La famiglia Cecchin abita lungo via Villorba, la strada che dalla rotonda sulla statale 13 conduce alla vicina Nave di Fontanafredda. Proprio nella piccola frazione confinante lo scorso fine settimana sarebbero stati consumati altri due furti perpetrati da ignoti che hanno approfittato della lontananza dei padroni di casa.

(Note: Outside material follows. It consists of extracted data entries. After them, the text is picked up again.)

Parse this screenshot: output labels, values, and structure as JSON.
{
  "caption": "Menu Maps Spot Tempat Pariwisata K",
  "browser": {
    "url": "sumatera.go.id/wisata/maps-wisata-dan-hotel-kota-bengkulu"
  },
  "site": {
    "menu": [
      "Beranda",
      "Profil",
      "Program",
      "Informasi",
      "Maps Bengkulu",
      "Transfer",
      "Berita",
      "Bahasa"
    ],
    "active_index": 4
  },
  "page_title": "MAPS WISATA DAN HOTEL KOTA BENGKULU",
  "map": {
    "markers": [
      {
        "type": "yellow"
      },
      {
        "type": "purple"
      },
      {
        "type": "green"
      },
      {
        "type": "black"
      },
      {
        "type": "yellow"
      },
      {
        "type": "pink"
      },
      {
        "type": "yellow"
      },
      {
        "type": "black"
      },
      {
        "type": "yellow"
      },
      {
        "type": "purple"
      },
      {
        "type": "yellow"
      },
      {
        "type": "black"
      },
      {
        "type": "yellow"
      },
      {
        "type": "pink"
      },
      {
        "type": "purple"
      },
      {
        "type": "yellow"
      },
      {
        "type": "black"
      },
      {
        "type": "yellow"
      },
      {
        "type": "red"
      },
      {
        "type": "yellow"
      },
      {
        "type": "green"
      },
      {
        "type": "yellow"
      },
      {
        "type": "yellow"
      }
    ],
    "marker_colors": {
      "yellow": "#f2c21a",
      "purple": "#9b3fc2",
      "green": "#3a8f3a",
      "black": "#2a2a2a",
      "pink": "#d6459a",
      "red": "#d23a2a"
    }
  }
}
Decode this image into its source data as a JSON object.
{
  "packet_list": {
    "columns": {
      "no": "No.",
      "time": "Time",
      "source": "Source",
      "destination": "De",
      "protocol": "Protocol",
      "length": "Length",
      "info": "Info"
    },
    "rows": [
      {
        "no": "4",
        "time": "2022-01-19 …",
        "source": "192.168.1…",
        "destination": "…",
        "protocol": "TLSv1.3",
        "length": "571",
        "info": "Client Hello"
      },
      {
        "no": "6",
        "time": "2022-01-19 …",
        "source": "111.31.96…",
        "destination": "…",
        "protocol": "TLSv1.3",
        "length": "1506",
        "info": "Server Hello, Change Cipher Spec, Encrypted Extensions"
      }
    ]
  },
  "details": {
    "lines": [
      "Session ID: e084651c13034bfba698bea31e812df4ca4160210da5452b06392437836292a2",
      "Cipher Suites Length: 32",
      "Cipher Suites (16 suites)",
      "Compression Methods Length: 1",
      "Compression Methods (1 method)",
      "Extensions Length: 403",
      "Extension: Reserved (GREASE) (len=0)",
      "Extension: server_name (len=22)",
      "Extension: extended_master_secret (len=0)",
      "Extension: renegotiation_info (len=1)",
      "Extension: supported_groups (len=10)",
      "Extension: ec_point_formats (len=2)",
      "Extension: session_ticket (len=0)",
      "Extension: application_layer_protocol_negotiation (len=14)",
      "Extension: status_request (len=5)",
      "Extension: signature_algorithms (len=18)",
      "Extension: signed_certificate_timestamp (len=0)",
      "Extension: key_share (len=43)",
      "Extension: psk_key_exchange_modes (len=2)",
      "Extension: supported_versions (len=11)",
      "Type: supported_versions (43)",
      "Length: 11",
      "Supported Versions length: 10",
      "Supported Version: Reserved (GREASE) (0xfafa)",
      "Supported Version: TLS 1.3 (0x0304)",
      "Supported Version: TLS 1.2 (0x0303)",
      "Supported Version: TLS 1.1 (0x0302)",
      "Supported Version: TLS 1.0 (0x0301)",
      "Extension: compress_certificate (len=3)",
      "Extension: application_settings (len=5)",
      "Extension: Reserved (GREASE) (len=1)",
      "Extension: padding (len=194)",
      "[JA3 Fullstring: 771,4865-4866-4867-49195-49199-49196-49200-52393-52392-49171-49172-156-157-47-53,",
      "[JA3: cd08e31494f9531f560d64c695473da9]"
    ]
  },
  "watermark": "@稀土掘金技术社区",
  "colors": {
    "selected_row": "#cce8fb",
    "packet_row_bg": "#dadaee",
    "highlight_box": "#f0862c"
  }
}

A Sacile, all'inizio di via San Liberale invece, l'incursione notturna, sempre tra sabato e domenica, ai danni della Pizzeria alla favola. Qui, dopo aver forzato una finestra, i furfanti si sono impossessati del fondo cassa. Magro bottino di non più di 50 euro e indagini affidate ai carabinieri del Comando locale. In passato altre scorribande hanno interessato parecchie case di via Villorba, oltre che di alcune laterali. Fino ai recenti colpi portati a segno da ladri che sono riusciti a entrare negli appartamenti senza nemmeno forzare le porte blindate. È successo lungo le vie Marchesini e Dall'Ava. A un tiro di schioppo da dove abitano i Cecchin. Stufi della situazione, padre e figlio, Ermes e Daniele, hanno deciso di migliorare le loro difese anti ladro piazzando una fettuccia elettrificata all'interno della loro proprietà, ad una cinquantina di centimetri dalla recinzione e un po' più alta della stessa. «Per ora non ho comprato la macchina per elettrificare, ma ci sto pensando». Per capire meglio: l'impianto sembra una bozza di quelle recinzioni che servono a delimitare le aree di custodia degli animali d'allevamento. Daniele non ha ancora nemmeno deciso quale voltaggio potrà scaturire da quella fettuccia, ma sa che la legge impone che non si tratti di una scossa letale.